Huw Montague Rendall sang an equally eerie and passive Pelléas. Shy, walking on the stage as a frightened schoolboy, he was the representation of a mode of masculinity that is repressed by strong patriarchal figures. Given the fact he is a baritone, his voice showed a very edgy and dramatic tone in the upper range, contrasting with the actor’s movements, usually filled with a certain gnawer-like dazzlement. It worked best in the most climatic scenes, where one finds Debussy’s higher notes.
Certainly, the contemporary singer most acquainted with the role of Golaud is Laurent Naouri—so seeing him singing Debussy is always a pleasure. More often than not, I have been pleased to see Naouri singing smaller roles than his stardom leads one to expect—even though it is always nice to watch him, his acting skills are more nuanced and compelling when he is given the time to explore a character’s psychology on stage. His Golaud was all oppressive; still, what a compelling and anguished depiction of oppression! His agony at the end of the third act was unforgettable. In this oneiric conception of the drama, the main problem lies precisely in how real Golaud’s agony and threats appear to be.
Emma Fekete did extremely well composing the role of the here-petite Yniold who, even though rebellious, still suffers from domestic insalubrity. She showed a kinship with Mélisande that even increased the confusion on stage: what family is actually depicted here? If it is already hard to understand the relationship between Pelléas, Golaud, and Geneviève, in Mitchell’s version, the family’s ties of affection seemed to work in generational terms, with the young composing a better family than the elders.
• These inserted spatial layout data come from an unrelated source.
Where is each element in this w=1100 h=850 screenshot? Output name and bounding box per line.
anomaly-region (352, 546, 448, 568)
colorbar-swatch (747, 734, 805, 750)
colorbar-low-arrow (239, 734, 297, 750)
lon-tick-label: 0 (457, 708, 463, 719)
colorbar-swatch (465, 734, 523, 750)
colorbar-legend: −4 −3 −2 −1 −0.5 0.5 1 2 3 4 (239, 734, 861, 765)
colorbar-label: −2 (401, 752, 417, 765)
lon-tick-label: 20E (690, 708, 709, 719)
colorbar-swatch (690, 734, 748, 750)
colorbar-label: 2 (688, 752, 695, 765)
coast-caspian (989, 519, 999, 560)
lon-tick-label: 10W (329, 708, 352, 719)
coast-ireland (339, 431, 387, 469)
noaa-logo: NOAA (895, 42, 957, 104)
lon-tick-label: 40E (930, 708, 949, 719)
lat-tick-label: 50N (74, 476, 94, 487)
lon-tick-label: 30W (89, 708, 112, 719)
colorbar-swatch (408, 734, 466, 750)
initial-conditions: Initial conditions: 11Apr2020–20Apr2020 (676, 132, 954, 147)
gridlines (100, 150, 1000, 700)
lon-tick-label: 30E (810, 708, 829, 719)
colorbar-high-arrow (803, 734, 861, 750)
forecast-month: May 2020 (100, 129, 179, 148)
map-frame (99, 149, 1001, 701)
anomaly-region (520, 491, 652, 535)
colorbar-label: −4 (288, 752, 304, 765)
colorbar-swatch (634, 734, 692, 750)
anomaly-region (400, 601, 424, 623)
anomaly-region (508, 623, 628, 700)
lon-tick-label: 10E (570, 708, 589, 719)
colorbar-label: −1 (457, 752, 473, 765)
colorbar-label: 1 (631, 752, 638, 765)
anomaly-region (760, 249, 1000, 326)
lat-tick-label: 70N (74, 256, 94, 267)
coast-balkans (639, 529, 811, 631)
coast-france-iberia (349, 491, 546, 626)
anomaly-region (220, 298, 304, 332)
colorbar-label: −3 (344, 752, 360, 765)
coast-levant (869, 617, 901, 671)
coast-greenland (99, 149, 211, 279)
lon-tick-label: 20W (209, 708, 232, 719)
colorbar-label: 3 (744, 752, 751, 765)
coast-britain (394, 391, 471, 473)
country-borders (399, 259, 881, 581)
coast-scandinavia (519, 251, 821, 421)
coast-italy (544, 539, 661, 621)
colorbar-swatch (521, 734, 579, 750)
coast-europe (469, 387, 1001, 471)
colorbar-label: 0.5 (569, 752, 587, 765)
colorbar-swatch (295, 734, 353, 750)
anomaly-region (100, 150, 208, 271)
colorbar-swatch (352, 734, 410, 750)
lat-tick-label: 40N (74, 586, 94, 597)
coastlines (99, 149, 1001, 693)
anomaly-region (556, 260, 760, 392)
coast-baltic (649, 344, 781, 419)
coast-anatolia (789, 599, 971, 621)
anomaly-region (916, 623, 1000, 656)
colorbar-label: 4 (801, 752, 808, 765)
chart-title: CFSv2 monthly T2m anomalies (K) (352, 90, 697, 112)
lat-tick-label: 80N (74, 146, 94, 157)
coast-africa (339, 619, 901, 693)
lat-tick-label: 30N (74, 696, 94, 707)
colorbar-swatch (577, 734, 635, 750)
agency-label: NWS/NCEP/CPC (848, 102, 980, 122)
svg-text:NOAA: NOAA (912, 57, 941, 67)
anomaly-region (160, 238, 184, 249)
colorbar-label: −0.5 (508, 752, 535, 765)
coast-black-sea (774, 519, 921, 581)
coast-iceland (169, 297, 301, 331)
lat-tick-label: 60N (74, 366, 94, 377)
Vincent Le Texier sings a perhaps less congenial Arkel—though he was still not oppressive as the grandson. Lucile Richardot is a well-composed Geneviève, who thankfully stayed on the stage to witness everything that happened in the later acts without uttering a word.
After almost a decade, it is hard to not be extremely impressed by Mitchell’s “Pelléas et Mélisande”: it is a visual and dramatic gem that provides a level of dramatic elaboration unmatched in the current, post-pandemic, austere decade. If I could, I would watch this production a few more times—a testament to how good it is, and also how much I like “Pelléas et Mélisande”—, but I cannot. Good dreams always end too soon.